In an interview with New York Times columnist Nicholas Kristof at the Women in the World conference in Manhattan, Clinton responded to a deadly chemical attack in Syria earlier this week that intelligence agencies have blamed on the country’s President Bashar Assad.
“Assad has an air force, and that air force is the cause of most of these civilian deaths,” Clinton said. “And I really believe that we should have and still should take out his air fields and prevent him from being able to use them to bomb innocent people and drop sarin gas on them.”
In the first direct American assault against the Assad regime, Trump ordered the launch of 59 Tomahawk missiles Thursday targeting the Shayrat airfield in Homs, western Syria. The decision was made in response to the chemical attack that killed at least 80 people, many of whom were children.
Read More: What to Know About the U.S. Missile Attack on Syria
The chemical attack, for which Assad’s government has denied responsibility, was the worst such strike in years and elicited outrage from the international community. Experts and U.S. officials believe the chemical used was sarin.

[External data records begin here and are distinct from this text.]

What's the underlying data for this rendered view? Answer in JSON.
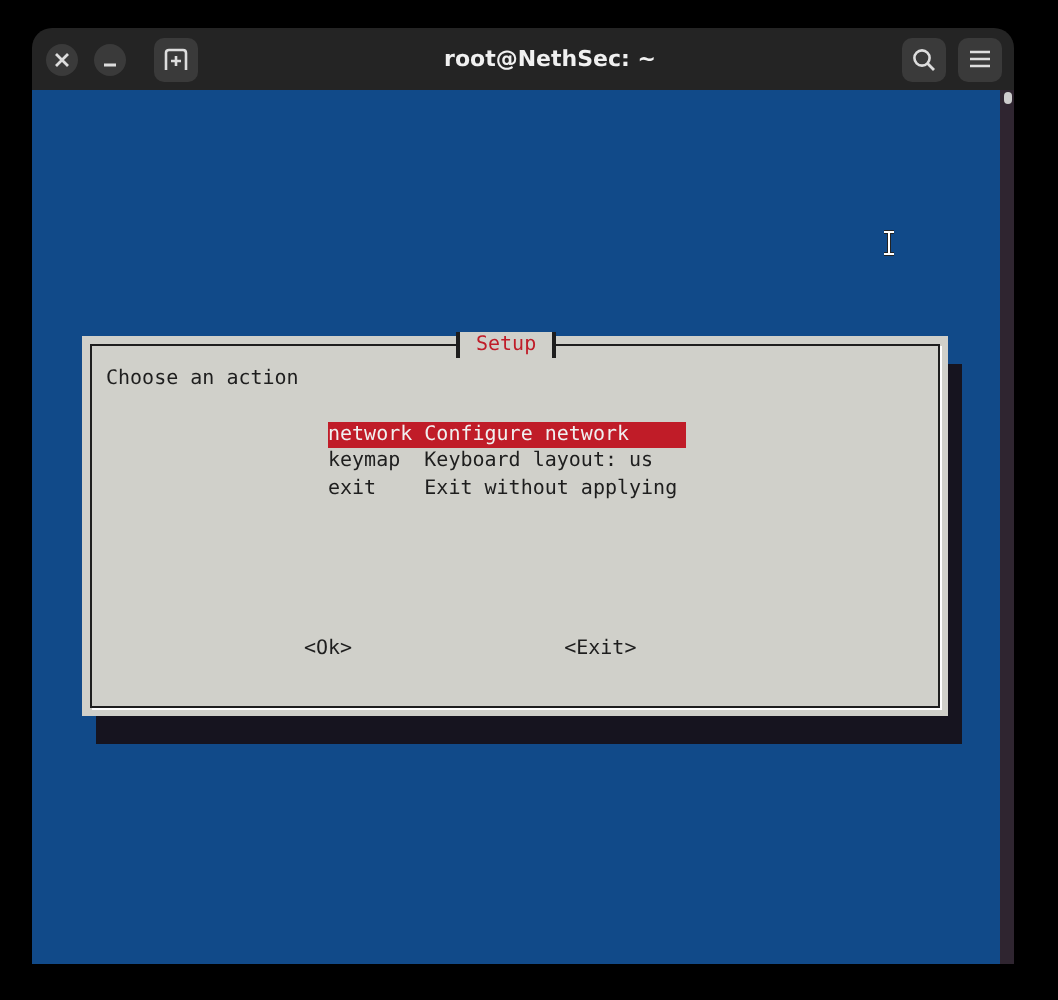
{
  "window": {
    "title": "root@NethSec: ~"
  },
  "dialog": {
    "title": "Setup",
    "prompt": "Choose an action",
    "menu": [
      {
        "tag": "network",
        "description": "Configure network",
        "selected": true
      },
      {
        "tag": "keymap",
        "description": "Keyboard layout: us",
        "selected": false
      },
      {
        "tag": "exit",
        "description": "Exit without applying",
        "selected": false
      }
    ],
    "buttons": [
      {
        "label": "<Ok>",
        "selected": false
      },
      {
        "label": "<Exit>",
        "selected": false
      }
    ]
  }
}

Clinton, who served as Secretary of State under former President Barack Obama, has long spoken in support of increased intervention against the Assad regime. Trump has often demonstrated a less coherent strategy, first opposing intervention, and later criticizing Obama for failing to enforce what he called the “red line” crossed by the use of chemical agents.
Just hours before the chemical attack on Tuesday, Trump’s Ambassador to the U.N., Nikki Haley, told reporters that the U.S. did not support regime change in Syria, a position that has shifted in the wake of this week’s fatal events.